I’ve been reading about causal inference recently and trying to incorporate those methods into my research as much as I can. My impression is that many others are trying to do the same in various fields. I thought to start a new topic to see if anyone here had more insight, tips, ideas, or advice on this in Julia. What does the workflow look like?
My favorite learning resource has been the Hernán & Robins book Causal Inference: What If. This book presents methods such as inverse probability weighting, parametric g-formula, g-estimation, doubly robust machine learning estimators, instrumental variable estimation, causal mediation analysis, target trial emulation, and of course DAGs and the backdoor criterion, but also SWIGs (single-world intervention graphs that extend DAGs to the counterfactual realm).
(I did just find CausalInference.jl and CausalELM.jl.)
Do you happen to be on the Julia Slack? You might get some additional thoughts and insight posting within the #health-and-medicine channel there. I’d post more right now, but am swamped with some work/research recently.
I’ve been meaning to answer here for a while - I use causal inference techniques a lot in my work, although largely those from the Rubin world rather than from the Pearl world.
I’m sorry to say that Julia is light years behind R in particular, but also Stata and Python when it comes to causal inference.
Some packages I’ve used (not necessarily recently or professionally, so not endorsements):
I think Julia is a great language for these estimators, but unfortunately there hasn’t really been any project that really went beyond the single maintainer, narrow focus stage.
I think this depends a lot on the exact methodology you are using — a Bayesian approach with a custom model would require something totally different than a well-used frequentist estimator which may even be available in a package.

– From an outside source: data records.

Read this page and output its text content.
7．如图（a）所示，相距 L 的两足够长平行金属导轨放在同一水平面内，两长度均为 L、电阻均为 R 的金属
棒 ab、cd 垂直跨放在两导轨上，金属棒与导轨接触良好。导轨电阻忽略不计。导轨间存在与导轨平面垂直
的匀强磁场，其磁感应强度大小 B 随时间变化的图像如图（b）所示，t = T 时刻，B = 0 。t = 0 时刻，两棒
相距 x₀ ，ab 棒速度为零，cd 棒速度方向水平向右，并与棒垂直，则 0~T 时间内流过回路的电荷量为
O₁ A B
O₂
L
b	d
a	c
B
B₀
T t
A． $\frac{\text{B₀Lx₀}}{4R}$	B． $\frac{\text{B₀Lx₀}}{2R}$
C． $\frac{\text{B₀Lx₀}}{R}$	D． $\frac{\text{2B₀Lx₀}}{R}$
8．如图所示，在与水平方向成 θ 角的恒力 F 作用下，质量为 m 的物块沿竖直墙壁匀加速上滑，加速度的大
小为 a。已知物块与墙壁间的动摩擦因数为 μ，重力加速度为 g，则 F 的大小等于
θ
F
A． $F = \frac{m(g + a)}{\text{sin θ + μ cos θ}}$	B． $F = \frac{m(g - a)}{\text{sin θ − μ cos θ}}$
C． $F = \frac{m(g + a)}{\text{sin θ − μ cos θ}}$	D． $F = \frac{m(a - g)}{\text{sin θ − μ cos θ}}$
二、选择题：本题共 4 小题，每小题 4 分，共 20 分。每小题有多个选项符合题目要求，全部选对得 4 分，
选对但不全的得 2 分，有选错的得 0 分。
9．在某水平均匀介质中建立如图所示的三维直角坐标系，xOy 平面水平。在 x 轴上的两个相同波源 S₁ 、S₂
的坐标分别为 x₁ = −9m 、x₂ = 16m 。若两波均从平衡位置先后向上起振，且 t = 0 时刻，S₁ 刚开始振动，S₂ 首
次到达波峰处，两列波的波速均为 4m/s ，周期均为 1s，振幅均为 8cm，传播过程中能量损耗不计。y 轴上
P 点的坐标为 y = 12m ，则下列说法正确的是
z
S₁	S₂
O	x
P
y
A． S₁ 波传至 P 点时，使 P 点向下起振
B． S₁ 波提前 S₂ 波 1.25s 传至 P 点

That said, I think most people would
clean the data. you will find a lot of packages for this, eg TidierOrg follows R’s tidyverse approach.
make preliminary/exploratory plots to check overlap etc. Again, there are tons of plotting packages, all with a different approach, and unifying APIs like Plots.jl. I would find one you are comfortable with before proceeding to the actual estimation.

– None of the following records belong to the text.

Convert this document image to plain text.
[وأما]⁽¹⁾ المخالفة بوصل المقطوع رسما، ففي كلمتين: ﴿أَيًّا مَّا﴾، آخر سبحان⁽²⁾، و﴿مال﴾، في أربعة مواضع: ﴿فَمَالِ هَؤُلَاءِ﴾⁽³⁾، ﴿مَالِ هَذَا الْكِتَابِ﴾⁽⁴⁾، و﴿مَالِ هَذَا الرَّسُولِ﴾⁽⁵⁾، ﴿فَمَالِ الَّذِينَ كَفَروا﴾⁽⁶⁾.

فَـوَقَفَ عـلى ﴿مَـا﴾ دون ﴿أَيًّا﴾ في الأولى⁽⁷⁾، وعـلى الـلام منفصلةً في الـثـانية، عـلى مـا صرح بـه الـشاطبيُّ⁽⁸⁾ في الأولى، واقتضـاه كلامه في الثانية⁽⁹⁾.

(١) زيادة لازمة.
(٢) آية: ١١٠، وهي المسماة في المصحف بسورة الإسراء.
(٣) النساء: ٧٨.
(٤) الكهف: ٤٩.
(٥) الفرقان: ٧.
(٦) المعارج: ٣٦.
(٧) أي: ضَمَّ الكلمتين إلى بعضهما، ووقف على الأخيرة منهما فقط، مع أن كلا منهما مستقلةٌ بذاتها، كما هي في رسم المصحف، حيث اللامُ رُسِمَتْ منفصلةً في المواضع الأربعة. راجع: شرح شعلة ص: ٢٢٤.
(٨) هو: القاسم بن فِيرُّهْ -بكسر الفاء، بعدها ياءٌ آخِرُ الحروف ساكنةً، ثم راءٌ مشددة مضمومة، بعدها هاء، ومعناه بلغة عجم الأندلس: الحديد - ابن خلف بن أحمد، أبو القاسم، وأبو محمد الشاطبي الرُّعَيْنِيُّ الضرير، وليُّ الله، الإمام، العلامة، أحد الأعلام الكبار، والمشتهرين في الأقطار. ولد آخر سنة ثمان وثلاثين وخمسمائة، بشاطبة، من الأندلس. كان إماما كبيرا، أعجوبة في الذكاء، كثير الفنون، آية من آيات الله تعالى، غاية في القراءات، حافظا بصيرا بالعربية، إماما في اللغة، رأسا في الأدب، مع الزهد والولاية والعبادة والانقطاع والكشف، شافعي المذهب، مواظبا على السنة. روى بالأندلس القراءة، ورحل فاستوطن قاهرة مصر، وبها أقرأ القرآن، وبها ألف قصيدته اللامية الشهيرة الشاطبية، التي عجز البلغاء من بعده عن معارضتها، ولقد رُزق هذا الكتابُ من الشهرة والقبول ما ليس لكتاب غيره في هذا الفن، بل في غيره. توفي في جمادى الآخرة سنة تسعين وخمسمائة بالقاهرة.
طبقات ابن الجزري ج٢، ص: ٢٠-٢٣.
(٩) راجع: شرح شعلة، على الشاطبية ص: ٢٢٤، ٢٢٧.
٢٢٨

perform inference, like I said the details depend on the approach
simulation, model checking, etc, similarly it depends on the approach.

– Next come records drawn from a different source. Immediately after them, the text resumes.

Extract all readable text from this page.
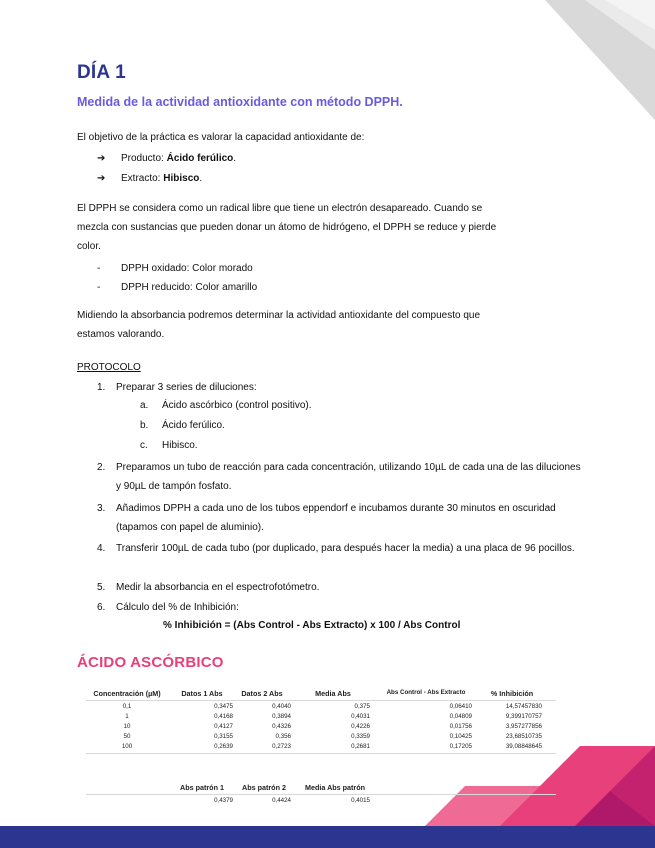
DÍA 1
Medida de la actividad antioxidante con método DPPH.
El objetivo de la práctica es valorar la capacidad antioxidante de:
➔ Producto: Ácido ferúlico.
➔ Extracto: Hibisco.
El DPPH se considera como un radical libre que tiene un electrón desapareado. Cuando se
mezcla con sustancias que pueden donar un átomo de hidrógeno, el DPPH se reduce y pierde
color.
- DPPH oxidado: Color morado
- DPPH reducido: Color amarillo
Midiendo la absorbancia podremos determinar la actividad antioxidante del compuesto que
estamos valorando.
PROTOCOLO
1.	Preparar 3 series de diluciones:
a. Ácido ascórbico (control positivo).
b. Ácido ferúlico.
c. Hibisco.
2.	Preparamos un tubo de reacción para cada concentración, utilizando 10µL de cada una de las diluciones y 90µL de tampón fosfato.
3.	Añadimos DPPH a cada uno de los tubos eppendorf e incubamos durante 30 minutos en oscuridad (tapamos con papel de aluminio).
4.	Transferir 100µL de cada tubo (por duplicado, para después hacer la media) a una placa de 96 pocillos.
5.	Medir la absorbancia en el espectrofotómetro.
6.	Cálculo del % de Inhibición:
% Inhibición = (Abs Control - Abs Extracto) x 100 / Abs Control
ÁCIDO ASCÓRBICO
Concentración (µM)	Datos 1 Abs	Datos 2 Abs	Media Abs	Abs Control - Abs Extracto	% Inhibición
0,1	0,3475	0,4040	0,375	0,06410	14,57457830
1	0,4168	0,3894	0,4031	0,04809	9,399170757
10	0,4127	0,4326	0,4226	0,01756	3,957277856
50	0,3155	0,356	0,3359	0,10425	23,68510735
100	0,2639	0,2723	0,2681	0,17205	39,08848645
Abs patrón 1	Abs patrón 2	Media Abs patrón
0,4379	0,4424	0,4015
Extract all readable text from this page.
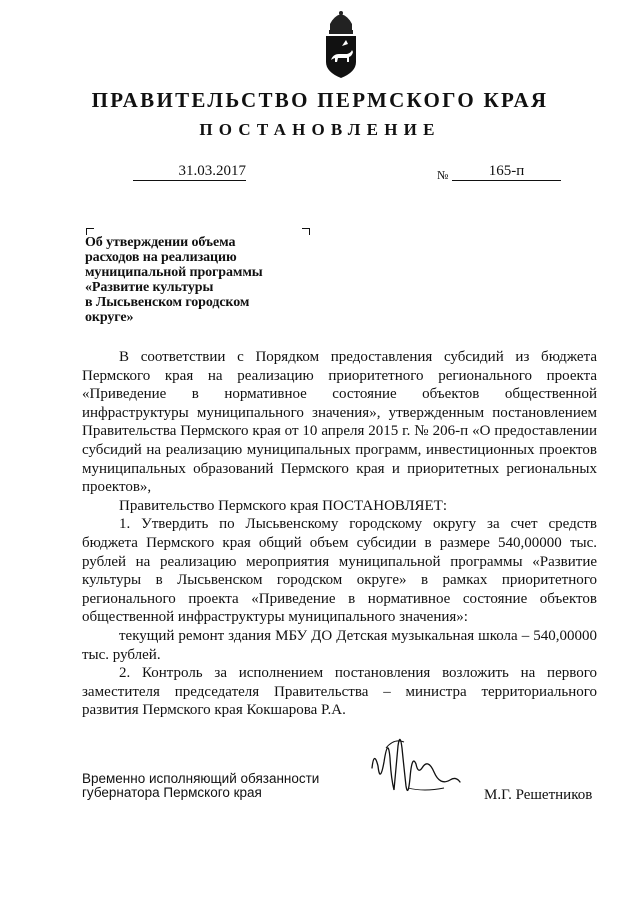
ПРАВИТЕЛЬСТВО ПЕРМСКОГО КРАЯ
ПОСТАНОВЛЕНИЕ
31.03.2017	№	165-п
Об утверждении объема
расходов на реализацию
муниципальной программы
«Развитие культуры
в Лысьвенском городском
округе»

В соответствии с Порядком предоставления субсидий из бюджета Пермского края на реализацию приоритетного регионального проекта «Приведение в нормативное состояние объектов общественной инфраструктуры муниципального значения», утвержденным постановлением Правительства Пермского края от 10 апреля 2015 г. № 206-п «О предоставлении субсидий на реализацию муниципальных программ, инвестиционных проектов муниципальных образований Пермского края и приоритетных региональных проектов»,

Правительство Пермского края ПОСТАНОВЛЯЕТ:

1. Утвердить по Лысьвенскому городскому округу за счет средств бюджета Пермского края общий объем субсидии в размере 540,00000 тыс. рублей на реализацию мероприятия муниципальной программы «Развитие культуры в Лысьвенском городском округе» в рамках приоритетного регионального проекта «Приведение в нормативное состояние объектов общественной инфраструктуры муниципального значения»:

текущий ремонт здания МБУ ДО Детская музыкальная школа – 540,00000 тыс. рублей.

2. Контроль за исполнением постановления возложить на первого заместителя председателя Правительства – министра территориального развития Пермского края Кокшарова Р.А.

Временно исполняющий обязанности
губернатора Пермского края	М.Г. Решетников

I don’t know this book but I skimmed through the text and it is surprisingly light on plots. I personally like books by Andrew Gelman and coauthors, which are full of real-world examples and plots, eg the recent
Very nice! This is a core research tool. You can define your own causal assumptions (or a few alternatives) based on previous knowledge/evidence etc, and prove the adjustment set it implies in your particular situation. And you can then go the other direction with causal discovery to see if there’s any surprises compared to yours.
I’ll just mention that I would love to see more causal modeling tooling within Julia in general. Unfortunately I am not expert enough nor have time to dedicate to such endeavors at the moment, but it would be great to see it happen especially within the context of JuliaHealth or JuliaStats!
Hi! As someone also quite interested in doing causal inference in Julia, I just saw this post today and figured I’d plug my new package. It’s called CausalTables.jl and it’s designed to help people implement new causal estimators in Julia.
The package implements a Table that couples data with a DAG-like structure. This simplifies cleaning data for causal tasks (i.e. intervening on treatment, selecting parents of different variables, etc). The package also provides an interface to randomly draw data from a known structural causal model, allowing users to extract things like the true outcome regression and propensity scores, and approximate common causal parameters like the ATE. If you’re interested in checking it out, happy to take any feedback as well!
Thanks for the plug, exactly what I was hoping for!
And indeed it’d be a dream to have an organized causal methods ecosystem in Julia, bringing together all the different approaches and fields dealing with the same issue. Of course, one can go very far with just plain statistics tooling but there is so much more room for improvements and extending the tools to interventions, counterfactuals etc like this package extends Tables.
Absolutely agree. And if you’re ever interested in building any resources out yourself in the vein of “Causal Inference: What If,” I’d be happy to help out or collaborate.
BTW something I neglected to mention: for actually performing doubly-robust estimation of estimands like the ATE, there is also the quite sophisticated TMLE.jl which builds on top of MLJ for doing causal machine learning.